Der Herr ist mein Hirte

Kreuzvesper zum Sonntag Misericordias Domini

Auch in der Dresdner Kreuzkirche wird, dem Kirchenkalender folgend, die Osterzeit gefeiert. Zum gestrigen Sonntag lautete das Motto (bzw. der dazugehörige Psalm) »Der Herr ist mein Hirte«, am Vorabend erklangen die Zeilen in einer Vertonung Georg Philipp Telemanns in der Kreuzvesper.

Zunächst aber sorgte Kreuzorganist Holger Gehring mit Toccata, Adagio et Fuga C-Dur (BWV 564) von Johann Sebastian Bach an der großen Jehmlich-Orgel für einen hellen Aufklang und eine große Eröffnung – statt eines kurzen Introitus zum Einzug wurde die Vesper mit einem der prächtigsten Werke der Orgel(konzert)literatur eröffnet.
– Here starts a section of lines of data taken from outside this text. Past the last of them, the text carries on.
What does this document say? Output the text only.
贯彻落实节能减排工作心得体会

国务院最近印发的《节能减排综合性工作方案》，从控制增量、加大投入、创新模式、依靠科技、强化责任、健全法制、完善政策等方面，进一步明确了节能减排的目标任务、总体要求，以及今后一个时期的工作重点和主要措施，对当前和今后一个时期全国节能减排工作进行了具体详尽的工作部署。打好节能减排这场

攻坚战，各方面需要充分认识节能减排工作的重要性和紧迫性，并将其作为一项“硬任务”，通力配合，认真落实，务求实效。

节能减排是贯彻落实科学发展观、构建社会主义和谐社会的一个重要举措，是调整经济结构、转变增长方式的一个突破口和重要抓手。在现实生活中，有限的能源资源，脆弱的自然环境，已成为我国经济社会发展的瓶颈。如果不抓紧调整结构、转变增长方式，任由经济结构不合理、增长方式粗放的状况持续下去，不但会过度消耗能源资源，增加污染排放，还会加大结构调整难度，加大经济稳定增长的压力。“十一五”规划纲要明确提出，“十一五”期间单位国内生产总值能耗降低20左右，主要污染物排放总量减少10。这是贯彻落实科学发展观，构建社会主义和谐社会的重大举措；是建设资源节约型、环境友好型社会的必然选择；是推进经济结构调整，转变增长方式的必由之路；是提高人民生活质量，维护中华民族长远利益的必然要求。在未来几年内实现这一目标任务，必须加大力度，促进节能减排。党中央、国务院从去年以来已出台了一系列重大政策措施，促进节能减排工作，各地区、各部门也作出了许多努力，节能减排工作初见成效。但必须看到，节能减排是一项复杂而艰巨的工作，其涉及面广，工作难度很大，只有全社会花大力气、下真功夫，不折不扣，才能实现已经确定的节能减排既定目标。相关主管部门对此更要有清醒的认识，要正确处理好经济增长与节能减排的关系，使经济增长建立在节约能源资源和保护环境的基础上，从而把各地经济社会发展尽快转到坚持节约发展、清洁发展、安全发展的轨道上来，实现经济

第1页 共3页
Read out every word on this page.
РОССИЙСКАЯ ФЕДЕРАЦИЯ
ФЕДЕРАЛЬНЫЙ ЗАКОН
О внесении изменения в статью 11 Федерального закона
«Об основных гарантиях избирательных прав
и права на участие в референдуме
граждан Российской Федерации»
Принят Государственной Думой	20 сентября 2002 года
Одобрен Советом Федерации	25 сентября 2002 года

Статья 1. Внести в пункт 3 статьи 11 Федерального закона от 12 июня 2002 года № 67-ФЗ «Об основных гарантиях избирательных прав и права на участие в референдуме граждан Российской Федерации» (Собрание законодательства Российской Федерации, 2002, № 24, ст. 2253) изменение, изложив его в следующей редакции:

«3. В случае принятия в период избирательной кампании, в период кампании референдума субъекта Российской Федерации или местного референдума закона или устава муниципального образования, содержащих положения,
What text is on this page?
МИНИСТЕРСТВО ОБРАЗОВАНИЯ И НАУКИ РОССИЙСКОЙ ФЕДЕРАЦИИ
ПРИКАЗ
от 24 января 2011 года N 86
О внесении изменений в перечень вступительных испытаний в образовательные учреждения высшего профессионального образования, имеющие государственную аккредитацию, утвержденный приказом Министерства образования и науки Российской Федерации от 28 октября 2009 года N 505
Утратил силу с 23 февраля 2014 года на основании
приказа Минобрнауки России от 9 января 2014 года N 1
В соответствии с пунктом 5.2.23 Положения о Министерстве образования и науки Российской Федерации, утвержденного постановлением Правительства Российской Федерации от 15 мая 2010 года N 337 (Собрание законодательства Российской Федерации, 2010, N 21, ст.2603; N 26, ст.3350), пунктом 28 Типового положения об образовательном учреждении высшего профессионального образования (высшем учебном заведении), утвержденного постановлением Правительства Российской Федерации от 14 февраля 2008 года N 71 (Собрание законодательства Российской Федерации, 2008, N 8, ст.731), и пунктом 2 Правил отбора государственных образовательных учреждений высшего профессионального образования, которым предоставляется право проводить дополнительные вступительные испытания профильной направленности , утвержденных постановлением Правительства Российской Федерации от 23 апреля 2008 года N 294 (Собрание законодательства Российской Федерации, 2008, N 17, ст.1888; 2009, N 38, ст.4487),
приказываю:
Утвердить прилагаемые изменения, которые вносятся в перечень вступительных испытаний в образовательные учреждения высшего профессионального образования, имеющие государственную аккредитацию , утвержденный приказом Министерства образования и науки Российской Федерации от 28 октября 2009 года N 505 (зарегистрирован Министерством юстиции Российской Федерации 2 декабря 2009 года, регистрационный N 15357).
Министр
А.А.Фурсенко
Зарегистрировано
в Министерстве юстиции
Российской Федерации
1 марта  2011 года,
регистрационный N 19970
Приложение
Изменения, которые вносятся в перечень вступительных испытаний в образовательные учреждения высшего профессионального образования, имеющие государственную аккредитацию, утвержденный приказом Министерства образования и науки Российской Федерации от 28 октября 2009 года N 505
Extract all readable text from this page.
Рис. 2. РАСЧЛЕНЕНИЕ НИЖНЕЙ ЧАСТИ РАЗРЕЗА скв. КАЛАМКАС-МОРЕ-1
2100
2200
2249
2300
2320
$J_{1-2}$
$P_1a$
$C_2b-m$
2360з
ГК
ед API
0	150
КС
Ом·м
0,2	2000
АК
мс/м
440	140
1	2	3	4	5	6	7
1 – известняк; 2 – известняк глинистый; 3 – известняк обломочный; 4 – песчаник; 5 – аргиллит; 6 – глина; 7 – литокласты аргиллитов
Danach wechselte Holger Gehring an die kleine bzw. mittelgroße (wie man bald sagen muß, lesen Sie demnächst mehr zu den Orgeln der Dresdner Kreuzkirche bei uns) Wegscheider-Orgel. Denn nun übernahm die Capella Sanctae Crucis Dresden in kleiner Besetzung die musikalische Ausgestaltung der Andacht. Ein wenig schade war, daß sie dabei nicht wie gewohnt vorn in der Mitte des Altarraumes standen, sondern rechts hinten, weshalb die Stimmen von Heidi Maria Taubert (Sopran), Adela Drechsel (Barockvioline) und Juliane Gilbert (Barockcello) selbst in Reihen im vorderen Bereich klangen, als kämen sie von weiter hinten.
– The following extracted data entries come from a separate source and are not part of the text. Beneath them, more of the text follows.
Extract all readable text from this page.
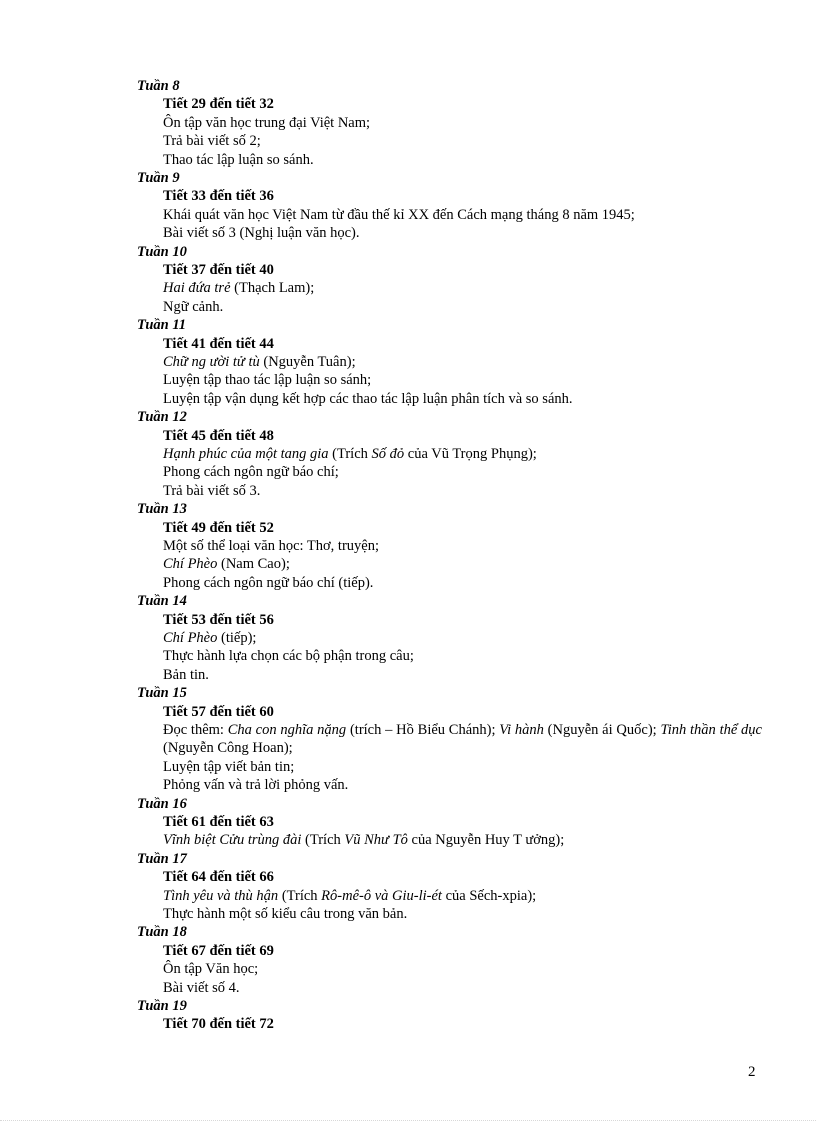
Tuần 8
Tiết 29 đến tiết 32
Ôn tập văn học trung đại Việt Nam;
Trả bài viết số 2;
Thao tác lập luận so sánh.
Tuần 9
Tiết 33 đến tiết 36
Khái quát văn học Việt Nam từ đầu thế kỉ XX đến Cách mạng tháng 8 năm 1945;
Bài viết số 3 (Nghị luận văn học).
Tuần 10
Tiết 37 đến tiết 40
Hai đứa trẻ (Thạch Lam);
Ngữ cảnh.
Tuần 11
Tiết 41 đến tiết 44
Chữ ng ười tử tù (Nguyễn Tuân);
Luyện tập thao tác lập luận so sánh;
Luyện tập vận dụng kết hợp các thao tác lập luận phân tích và so sánh.
Tuần 12
Tiết 45 đến tiết 48
Hạnh phúc của một tang gia (Trích Số đỏ của Vũ Trọng Phụng);
Phong cách ngôn ngữ báo chí;
Trả bài viết số 3.
Tuần 13
Tiết 49 đến tiết 52
Một số thể loại văn học: Thơ, truyện;
Chí Phèo (Nam Cao);
Phong cách ngôn ngữ báo chí (tiếp).
Tuần 14
Tiết 53 đến tiết 56
Chí Phèo (tiếp);
Thực hành lựa chọn các bộ phận trong câu;
Bản tin.
Tuần 15
Tiết 57 đến tiết 60
Đọc thêm: Cha con nghĩa nặng (trích – Hồ Biểu Chánh); Vi hành (Nguyễn ái Quốc); Tinh thần thể dục (Nguyễn Công Hoan);
Luyện tập viết bản tin;
Phỏng vấn và trả lời phỏng vấn.
Tuần 16
Tiết 61 đến tiết 63
Vĩnh biệt Cửu trùng đài (Trích Vũ Như Tô của Nguyễn Huy T ưởng);
Tuần 17
Tiết 64 đến tiết 66
Tình yêu và thù hận (Trích Rô-mê-ô và Giu-li-ét của Sếch-xpia);
Thực hành một số kiểu câu trong văn bản.
Tuần 18
Tiết 67 đến tiết 69
Ôn tập Văn học;
Bài viết số 4.
Tuần 19
Tiết 70 đến tiết 72
2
Georg Philipp Telemanns Kantate »Hirt‘ und Bischof uns‘rer Seelen« (TWV 1:805) hätte die zentralere Position sicher gutgetan, denn der Vortrag war außerordentlich schlank, klar und verständlich – ein direkterer Eindruck wäre also noch schöner gewesen. Auch, weil sich Telemann erneut als innovativ und einfallsreich zeigt, und sei es in den Stimmen des Basso continuo, welche nicht in der Begleitung verharren, sondern in die Melodie (und wieder zurück) wechseln.

Den brillanten und durchaus galanten Telemann gab es dann noch einmal in der Sonata D-Dur. Adela Drechsel ließ ihren Bogen gerade in der Corrente virtuos springen, doch galt Telemann wohl weniger der Effekt als die grundsätzliche Stimmung – und die führte die Violine in eine elegante Violalage.

Das Bild des »guten Hirten« griff OLKR i. R. Martin Lerchner in seinem Wort zum Sonntag auf, so wie es im Gemeindegesang aus »Der Herr ist mein getreuer Hirt« (EG 274) noch einmal im Mittelpunkt stand.

Georg Friedrich Händel hatte die Zeilen ebenfalls in seinen »Messiah« (HWV 56) einbezogen. Das Werk ist auf englisch verfaßt und klingt – theoretisiert hier ausnahmsweise der Rezensent – an sich auch schöner, wenn man es im Original hört (der geneigte Interessent mag einmal den Eindruck vergleichen, den allein »wonderful« / »wundervoll« im Chor »For unto us a child is born« / »Denn es ist uns ein Kind geboren« bei ihm erweckt), doch im Zusammenhang mit der Vesper ist ein deutscher Text natürlich fokussierender, wenn nur eine einzelne Aria erklingt. »Er weidet seine Herde« verfehlte seine (Text)wirkung daher nicht, stellte den Kontrast zwischen beschriebenen Nöten, Mühseligkeit, Traurigkeit und der wunderschönen Melodie noch deutlicher heraus.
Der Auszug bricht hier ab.